Kermit: What’s wrong with the drummer?
He looks a little crazed.
Zoot: Oh, he’s just upset about missing the
Rembrandt exhibit at the National Gallery.
You think it too, that you know him.
Have an opinion on his private
mind: aggressive, male, an animal, typical.
Hell, even his own inner voice
says he’s all sex, sleep, food, drums,
and pain.
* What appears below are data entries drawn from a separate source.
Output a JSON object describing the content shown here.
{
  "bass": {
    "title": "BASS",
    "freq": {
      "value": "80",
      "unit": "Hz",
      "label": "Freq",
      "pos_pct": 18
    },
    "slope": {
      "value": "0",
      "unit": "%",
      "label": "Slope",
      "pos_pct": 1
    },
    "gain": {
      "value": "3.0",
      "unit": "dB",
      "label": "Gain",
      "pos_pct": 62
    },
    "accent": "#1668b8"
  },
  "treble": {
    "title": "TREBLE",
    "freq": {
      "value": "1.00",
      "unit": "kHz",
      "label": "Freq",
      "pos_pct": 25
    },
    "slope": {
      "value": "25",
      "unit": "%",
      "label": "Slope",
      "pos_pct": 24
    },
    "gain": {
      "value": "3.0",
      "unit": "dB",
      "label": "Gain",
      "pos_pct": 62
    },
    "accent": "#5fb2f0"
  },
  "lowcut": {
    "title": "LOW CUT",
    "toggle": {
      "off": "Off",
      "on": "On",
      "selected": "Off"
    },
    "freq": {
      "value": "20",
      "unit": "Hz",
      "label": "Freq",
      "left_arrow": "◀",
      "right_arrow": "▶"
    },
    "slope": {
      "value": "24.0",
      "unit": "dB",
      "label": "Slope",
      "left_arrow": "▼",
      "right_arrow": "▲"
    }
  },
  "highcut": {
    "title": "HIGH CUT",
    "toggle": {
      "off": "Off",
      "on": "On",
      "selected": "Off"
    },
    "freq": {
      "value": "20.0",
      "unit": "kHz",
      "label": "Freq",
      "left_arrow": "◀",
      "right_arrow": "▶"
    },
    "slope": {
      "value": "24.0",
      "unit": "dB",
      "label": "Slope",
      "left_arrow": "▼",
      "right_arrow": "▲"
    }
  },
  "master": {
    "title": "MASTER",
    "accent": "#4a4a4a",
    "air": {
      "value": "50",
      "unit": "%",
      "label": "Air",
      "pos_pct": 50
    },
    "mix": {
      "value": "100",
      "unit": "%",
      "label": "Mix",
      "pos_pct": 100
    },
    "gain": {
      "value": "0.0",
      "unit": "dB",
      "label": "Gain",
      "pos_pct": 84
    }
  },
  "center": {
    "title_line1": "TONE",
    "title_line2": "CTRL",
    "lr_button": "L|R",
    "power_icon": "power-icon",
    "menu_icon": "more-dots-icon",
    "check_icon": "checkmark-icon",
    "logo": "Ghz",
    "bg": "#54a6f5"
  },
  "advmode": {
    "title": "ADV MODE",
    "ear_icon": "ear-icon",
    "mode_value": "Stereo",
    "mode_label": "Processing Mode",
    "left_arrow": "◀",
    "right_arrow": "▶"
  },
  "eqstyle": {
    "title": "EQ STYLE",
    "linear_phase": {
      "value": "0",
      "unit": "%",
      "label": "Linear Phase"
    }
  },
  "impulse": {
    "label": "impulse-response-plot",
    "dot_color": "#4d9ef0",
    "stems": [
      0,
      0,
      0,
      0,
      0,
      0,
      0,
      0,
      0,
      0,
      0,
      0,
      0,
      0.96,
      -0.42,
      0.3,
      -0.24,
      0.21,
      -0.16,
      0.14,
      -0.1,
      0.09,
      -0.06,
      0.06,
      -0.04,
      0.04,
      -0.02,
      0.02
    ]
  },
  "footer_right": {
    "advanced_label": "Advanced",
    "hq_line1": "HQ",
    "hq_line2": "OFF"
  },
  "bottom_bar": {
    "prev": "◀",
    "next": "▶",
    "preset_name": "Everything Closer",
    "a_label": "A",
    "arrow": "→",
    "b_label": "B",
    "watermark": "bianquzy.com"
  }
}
But take a step back,
pause and look closely.
Look past the wild red hair,
gripped sticks, and teeth gnashing;
past the twin shows of chasing
skirts and anger; past the hand of The Man
jammed up his ass right to the jaw.
See him in pieces, minutely,
observe how his body stills before
the music starts, how he lags,
unfocused, stares out at the lights
agog; an attack dog calmly
panting on a loose choke chain.
He was led here, brought to his spot
through a strange world of people
who think he’s nuts, set down-
stage on a spinning stool,
anchored to the kick drum of his art
to wait for the next song to start.
Watch for that second he takes to himself,
the single beat of calm exposed
by contracting googly iris, by determined
grind of a maw that once hung
open as though in stupid joy.
He lives for this, just like you, for what
ticks of the clock are left;
not the ones in which he’ll roll rim shots
on cue or play nice with guests,
but those in which his quivering lips
and bugged eyes reveal real
tension, a feral heave of chest and lung,
anticipation of the moment to come,
in which he can push every bad impulse
out through constricted pupils,
be unchained at last, let go, solo, blast.